Un gémissement a franchi mes lèvres avant même que je ne m’en rende compte. Ses yeux ont pétillé, il a haussé les sourcils et m’a embrassée à nouveau. Ses mains parcouraient mon corps, du bas de mon dos à l’arrière de ma cuisse, puis jusqu’à l’ourlet de ma robe. J’ai senti sa main se glisser dessous et toucher ma peau brûlante.
Mes mains ont rejoint son torse et l’ont doucement repoussé, car j’étais à deux doigts de lui arracher ses vêtements ici et maintenant.
Il m’a regardée, puis a attrapé ma main pour m’éloigner de la piste de danse, passer devant l’espace VIP et m'emmener dans l’un des couloirs sombres à l’arrière du bâtiment.
Il m’a embrassée à nouveau, plus fort cette fois, et m’a plaquée contre le mur. Ses mains affamées ont rapidement exploré mon corps, comme s’il voulait cartographier chaque parcelle et l’imprimer dans sa mémoire. Il a glissé sa main sous ma robe jusqu’à ce que je sente ses doigts entre mes jambes. Je les ai écartées ; je ne sais pas pourquoi, mais c’était une sensation que je ne voulais pas voir s’arrêter. Tandis qu’il m’embrassait, ses mains ont caressé l’avant de ma culotte, ce qui m’a coupé le souffle. Il a déplacé le tissu et là, j’ai ressenti ce dont j’avais toujours eu envie. Ses doigts sont entrés lentement en moi et ont commencé à explorer mon clitoris, comme s’il savait exactement ce que je voulais... Est-ce qu’il savait ?

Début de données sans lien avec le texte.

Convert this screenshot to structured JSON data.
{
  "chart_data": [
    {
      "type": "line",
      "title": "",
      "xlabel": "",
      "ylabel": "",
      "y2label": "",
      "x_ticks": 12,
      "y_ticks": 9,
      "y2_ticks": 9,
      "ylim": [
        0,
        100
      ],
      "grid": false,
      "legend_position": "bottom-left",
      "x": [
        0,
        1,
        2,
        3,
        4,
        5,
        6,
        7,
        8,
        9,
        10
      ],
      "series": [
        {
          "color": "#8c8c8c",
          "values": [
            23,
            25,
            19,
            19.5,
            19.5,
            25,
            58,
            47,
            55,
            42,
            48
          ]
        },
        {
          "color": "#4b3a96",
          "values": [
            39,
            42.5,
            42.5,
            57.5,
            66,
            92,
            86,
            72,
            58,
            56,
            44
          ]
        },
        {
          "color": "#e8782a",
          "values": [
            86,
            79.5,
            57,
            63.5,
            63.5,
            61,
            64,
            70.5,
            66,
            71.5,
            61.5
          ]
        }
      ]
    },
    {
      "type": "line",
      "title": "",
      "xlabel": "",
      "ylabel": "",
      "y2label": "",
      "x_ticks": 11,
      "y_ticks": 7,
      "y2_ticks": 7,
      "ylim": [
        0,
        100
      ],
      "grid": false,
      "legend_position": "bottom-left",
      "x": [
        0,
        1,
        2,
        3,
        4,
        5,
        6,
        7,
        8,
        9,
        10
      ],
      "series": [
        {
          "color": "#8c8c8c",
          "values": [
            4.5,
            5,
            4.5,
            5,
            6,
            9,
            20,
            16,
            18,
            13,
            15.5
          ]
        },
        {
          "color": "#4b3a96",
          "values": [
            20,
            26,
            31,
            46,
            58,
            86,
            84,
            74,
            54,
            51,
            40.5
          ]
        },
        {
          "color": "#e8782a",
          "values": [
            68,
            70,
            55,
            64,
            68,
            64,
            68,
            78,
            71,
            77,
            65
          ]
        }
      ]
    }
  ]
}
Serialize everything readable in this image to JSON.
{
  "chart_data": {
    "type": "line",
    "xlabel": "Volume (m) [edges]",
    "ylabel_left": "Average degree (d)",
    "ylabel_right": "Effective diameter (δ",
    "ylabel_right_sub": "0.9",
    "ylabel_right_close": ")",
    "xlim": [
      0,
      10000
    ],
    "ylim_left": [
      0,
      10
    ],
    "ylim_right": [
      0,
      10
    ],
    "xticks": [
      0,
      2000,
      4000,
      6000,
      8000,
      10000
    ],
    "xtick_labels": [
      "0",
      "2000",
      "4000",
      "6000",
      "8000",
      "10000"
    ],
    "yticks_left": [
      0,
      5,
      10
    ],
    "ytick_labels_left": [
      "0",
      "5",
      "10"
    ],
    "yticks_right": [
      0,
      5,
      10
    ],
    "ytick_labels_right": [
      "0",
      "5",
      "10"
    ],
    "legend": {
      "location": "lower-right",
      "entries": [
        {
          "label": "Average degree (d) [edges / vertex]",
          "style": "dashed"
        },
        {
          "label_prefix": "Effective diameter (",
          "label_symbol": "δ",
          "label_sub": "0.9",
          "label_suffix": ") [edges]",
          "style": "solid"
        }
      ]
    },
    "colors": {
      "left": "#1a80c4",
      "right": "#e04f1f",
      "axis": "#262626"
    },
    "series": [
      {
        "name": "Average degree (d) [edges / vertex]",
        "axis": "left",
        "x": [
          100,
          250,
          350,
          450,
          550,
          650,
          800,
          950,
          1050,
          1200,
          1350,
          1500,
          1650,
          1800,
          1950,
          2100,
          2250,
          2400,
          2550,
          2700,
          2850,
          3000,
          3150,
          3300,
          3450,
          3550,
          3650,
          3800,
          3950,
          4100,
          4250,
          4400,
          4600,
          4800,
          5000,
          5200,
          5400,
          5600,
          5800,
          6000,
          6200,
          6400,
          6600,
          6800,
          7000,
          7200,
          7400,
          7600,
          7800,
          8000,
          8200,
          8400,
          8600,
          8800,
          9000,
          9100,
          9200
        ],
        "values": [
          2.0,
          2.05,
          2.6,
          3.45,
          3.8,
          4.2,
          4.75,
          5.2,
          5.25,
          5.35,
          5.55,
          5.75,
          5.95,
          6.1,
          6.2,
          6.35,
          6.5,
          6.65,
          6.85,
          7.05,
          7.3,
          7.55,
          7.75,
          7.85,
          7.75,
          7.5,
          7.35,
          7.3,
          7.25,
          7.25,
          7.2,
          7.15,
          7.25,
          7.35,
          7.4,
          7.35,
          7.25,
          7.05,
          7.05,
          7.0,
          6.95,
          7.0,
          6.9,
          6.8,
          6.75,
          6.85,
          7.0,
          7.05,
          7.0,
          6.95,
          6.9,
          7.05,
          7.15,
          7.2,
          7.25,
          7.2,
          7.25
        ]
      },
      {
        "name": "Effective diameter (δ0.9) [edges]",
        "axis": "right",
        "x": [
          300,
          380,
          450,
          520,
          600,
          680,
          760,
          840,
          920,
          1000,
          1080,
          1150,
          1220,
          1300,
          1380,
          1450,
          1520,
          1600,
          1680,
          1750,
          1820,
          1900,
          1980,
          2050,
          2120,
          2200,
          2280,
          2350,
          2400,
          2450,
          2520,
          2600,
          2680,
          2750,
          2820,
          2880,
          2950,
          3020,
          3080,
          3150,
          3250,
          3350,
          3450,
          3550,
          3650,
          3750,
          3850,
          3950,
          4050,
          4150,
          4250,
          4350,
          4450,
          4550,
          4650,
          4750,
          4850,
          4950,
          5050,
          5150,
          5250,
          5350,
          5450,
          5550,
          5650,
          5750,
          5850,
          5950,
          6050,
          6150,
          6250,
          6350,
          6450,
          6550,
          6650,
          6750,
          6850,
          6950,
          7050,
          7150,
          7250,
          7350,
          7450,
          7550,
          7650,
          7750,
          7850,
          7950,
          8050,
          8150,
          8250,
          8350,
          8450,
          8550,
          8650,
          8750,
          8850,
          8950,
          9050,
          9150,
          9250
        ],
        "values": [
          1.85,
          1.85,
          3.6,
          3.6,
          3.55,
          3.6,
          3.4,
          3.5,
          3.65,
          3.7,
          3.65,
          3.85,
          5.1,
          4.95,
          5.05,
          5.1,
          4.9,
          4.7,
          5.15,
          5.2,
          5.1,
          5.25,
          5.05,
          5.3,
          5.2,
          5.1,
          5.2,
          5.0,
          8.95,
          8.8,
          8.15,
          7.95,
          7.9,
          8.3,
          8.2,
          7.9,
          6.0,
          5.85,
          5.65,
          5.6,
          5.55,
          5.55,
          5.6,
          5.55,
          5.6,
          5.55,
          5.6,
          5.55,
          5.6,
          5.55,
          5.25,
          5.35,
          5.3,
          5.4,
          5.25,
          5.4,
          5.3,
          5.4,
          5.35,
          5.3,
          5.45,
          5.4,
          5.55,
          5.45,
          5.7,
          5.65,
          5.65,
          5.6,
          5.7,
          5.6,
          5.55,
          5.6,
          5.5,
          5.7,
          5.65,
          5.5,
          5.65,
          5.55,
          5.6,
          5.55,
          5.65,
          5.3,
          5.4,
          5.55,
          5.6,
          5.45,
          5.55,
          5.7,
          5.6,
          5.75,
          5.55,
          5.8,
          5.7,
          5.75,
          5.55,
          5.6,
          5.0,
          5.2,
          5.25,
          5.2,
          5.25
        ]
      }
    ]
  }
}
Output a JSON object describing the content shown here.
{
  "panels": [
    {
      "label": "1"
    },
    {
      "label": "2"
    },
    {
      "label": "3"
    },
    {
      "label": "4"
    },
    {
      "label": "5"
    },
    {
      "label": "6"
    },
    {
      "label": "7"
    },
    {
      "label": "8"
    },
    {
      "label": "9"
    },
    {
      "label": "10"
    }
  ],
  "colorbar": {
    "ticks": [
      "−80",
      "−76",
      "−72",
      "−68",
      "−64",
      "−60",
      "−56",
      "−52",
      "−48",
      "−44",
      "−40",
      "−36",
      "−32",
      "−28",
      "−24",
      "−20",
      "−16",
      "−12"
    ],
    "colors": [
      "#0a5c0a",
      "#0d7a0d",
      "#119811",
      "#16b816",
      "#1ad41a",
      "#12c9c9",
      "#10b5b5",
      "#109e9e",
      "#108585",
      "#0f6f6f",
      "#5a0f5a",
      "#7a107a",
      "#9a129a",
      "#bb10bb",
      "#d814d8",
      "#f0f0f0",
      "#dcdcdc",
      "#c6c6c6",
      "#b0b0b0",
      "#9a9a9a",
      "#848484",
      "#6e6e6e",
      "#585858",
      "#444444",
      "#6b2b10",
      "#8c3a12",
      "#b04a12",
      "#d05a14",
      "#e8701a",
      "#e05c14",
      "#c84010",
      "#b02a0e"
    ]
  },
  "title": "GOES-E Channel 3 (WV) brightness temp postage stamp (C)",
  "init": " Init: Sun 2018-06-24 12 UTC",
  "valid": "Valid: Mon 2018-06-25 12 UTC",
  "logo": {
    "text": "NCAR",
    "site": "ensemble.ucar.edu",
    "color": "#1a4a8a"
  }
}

Putain !, a-t-il grogné quand il a senti mon humidité. Il m'a explorée de la façon la plus intime qui soit, d'une manière que je n’avais jamais connue. Il a tournoyé sur mon clitoris de plus en plus vite avant de glisser un doigt à l’intérieur. J’ai gémi, c’était tellement intense ; mon corps réagissait à chaque caresse. Il a accéléré, et j’ai senti que j’étais sur le point d’atteindre le sommet. Il a repris ses baisers dans mon cou tout en enfonçant un autre doigt en moi.
J’arrivais rapidement là où je voulais aller, submergée par des vagues d’émotions et m’abandonnant à la magie de ses doigts. J’ai joui, fort et vite.
« Je jouis », ai-je murmuré.
Il a souri avant de m’embrasser à nouveau et de me faire basculer par-dessus bord. J’ai eu l’orgasme le plus brutal que j’aie connu depuis longtemps, et j’ai adoré ça. Je me suis agrippée à ses épaules pour garder l’équilibre.
Après être redescendue de ce nuage, il a murmuré à nouveau :
« Je veux te goûter, te goûter entièrement ». Je tremblais et j’aurais été ravie qu’il me goûte toute la nuit.
J’ai repris mes esprits, le visage encore en feu. Il me regardait avec une telle envie que j'en ai été ravie, putain. Je n’arrivais pas à croire ce qui venait d’arriver et il fallait que je parte avant que ça n’aille trop loin.
Alors que je m’éloignais, il m’a appelée :
« Quel est ton nom ? »
« Riley », ai-je dit.
« Juste Riley ? », a-t-il demandé.
« Ouais, juste Riley. »
« Et toi ? », ai-je demandé avec un sourire.
« Jacob », a-t-il répondu avec un léger sourire.
« Juste Jacob », ai-je dit en le taquinant un peu.
« Ouais », a-t-il ri, « Juste Jacob. »
« Et si tu me laissais te goûter ? », a-t-il lancé alors que j’étais presque au bout du couloir.
« Si tu me retrouves, alors peut-être. »
Il m’a regardée en riant.
« C’est un défi ? », a-t-il questionné.
« Peut-être », ai-je répondu, « ou peut-être juste le destin, qui sait ? »
Je l’ai laissé là.
Maintenant, il fallait que je rentre à la maison avant de me mettre dans le pétrin, car j’étais prête à recommencer tout de suite.
Les filles étaient prêtes. Nous sommes rentrées à la maison et je me sentais fabuleuse, putain, et un peu salope aussi, sachant que je venais de me faire doigtée par un inconnu absolument sublime.